Derrière les acronymes administratifs et les problèmes de trésorerie, il y a en effet des malades, des familles et des personnes qui doivent se soigner. C’est précisément sur cette dimension humaine que la CNR tente de placer le pouvoir face à ses responsabilités. « Un État avec des gouvernants humains ne peut jouer avec la santé de ses concitoyens », assène-t-elle. La formule est dure, mais elle traduit la stratégie de la coalition : ne plus seulement attaquer le gouvernement sur les grandes questions institutionnelles, mais également sur ce que les Gabonais vivent dans leur quotidien.
Le foncier, une bombe à retardement
L’un des passages les plus préoccupants de la déclaration concerne toutefois le foncier. Au Gabon, la question de la terre dépasse largement la simple propriété immobilière. Elle touche aux familles, aux villages, aux communautés et parfois à des terrains occupés depuis plusieurs générations sans que cette possession ancestrale corresponde nécessairement aux exigences administratives du titre foncier moderne. C’est précisément sur cette contradiction entre propriété coutumière et propriété légalement enregistrée que la CNR tire la sonnette d’alarme.
La coalition attaque l’ordonnance n°006/PR/2026 du 26 février 2026 fixant le régime de la propriété foncière en République gabonaise, ratifiée, selon elle, par le Parlement le 25 juin. Elle s’inquiète particulièrement des articles 75 et 76 qui conféreraient au titre foncier un caractère définitif, irrévocable et inattaquable, y compris lorsque les conditions dans lesquelles celui-ci a été obtenu sont contestées. La CNR affirme également que les garanties introduites en première lecture par l’Assemblée nationale, permettant notamment l’annulation d’un titre obtenu frauduleusement et la mise en cause d’agents publics complices, auraient été écartées après la commission mixte paritaire avec le Sénat.

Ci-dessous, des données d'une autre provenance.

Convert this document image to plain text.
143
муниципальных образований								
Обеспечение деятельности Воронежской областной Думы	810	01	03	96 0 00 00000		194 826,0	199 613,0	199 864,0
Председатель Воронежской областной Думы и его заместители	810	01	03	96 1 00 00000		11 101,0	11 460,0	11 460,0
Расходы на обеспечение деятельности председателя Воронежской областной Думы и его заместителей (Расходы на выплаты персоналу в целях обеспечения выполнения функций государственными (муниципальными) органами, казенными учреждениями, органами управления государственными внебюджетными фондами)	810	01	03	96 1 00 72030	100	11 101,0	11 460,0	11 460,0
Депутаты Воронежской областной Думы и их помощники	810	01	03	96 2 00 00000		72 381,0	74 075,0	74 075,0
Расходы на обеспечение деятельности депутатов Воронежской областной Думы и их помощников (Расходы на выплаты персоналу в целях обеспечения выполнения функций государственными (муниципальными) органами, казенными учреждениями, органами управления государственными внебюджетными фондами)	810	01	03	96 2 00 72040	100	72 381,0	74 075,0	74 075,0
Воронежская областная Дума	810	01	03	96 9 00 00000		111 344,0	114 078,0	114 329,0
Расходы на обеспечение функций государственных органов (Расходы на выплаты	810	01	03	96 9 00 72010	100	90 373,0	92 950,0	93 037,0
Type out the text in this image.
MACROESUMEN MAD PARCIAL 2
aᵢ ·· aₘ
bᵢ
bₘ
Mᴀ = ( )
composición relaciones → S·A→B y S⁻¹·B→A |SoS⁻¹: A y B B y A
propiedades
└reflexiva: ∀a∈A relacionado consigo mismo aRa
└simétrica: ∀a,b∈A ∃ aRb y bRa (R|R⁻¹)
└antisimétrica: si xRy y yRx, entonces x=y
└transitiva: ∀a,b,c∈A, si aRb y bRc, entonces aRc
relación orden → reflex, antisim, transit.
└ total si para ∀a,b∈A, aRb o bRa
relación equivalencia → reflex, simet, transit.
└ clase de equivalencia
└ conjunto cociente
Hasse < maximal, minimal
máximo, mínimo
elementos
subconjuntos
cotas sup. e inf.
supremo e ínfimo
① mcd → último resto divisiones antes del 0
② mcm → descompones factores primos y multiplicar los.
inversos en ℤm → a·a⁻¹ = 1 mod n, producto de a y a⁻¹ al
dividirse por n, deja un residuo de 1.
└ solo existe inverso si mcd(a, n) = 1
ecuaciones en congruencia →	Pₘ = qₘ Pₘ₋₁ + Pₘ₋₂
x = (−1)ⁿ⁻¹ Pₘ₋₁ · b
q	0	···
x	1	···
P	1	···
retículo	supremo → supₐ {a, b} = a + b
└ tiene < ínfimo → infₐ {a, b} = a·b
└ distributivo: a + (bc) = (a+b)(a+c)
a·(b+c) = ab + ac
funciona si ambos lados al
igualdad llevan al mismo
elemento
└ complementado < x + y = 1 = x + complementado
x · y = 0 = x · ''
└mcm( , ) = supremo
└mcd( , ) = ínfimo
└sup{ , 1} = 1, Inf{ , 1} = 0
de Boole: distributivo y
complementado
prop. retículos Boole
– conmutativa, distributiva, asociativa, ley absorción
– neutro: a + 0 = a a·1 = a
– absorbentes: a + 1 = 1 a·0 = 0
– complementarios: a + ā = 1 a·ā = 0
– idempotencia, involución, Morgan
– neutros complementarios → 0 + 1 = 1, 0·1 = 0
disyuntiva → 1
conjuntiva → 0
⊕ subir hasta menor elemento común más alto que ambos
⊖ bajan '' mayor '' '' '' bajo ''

Pour la CNR, le risque est immense : qu’un mécanisme destiné à sécuriser juridiquement la propriété finisse par protéger les plus puissants au détriment des plus faibles. Elle pose ainsi la question du devenir des droits ancestraux des communautés Sékiani, Benga, Mpoungoué, Akélé et Fang vivant depuis des générations dans l’Estuaire. La coalition évoque également plusieurs conflits fonciers à Batterie 4, à l’Avenue de Cointé et au Cap-Estérias. Elle considère que ces affaires ne constituent que « la partie visible de l’iceberg » et redoute que les Gabonais les plus modestes ne puissent défendre leurs terres face à ceux qui disposent de davantage de moyens financiers, de relations ou de pouvoir.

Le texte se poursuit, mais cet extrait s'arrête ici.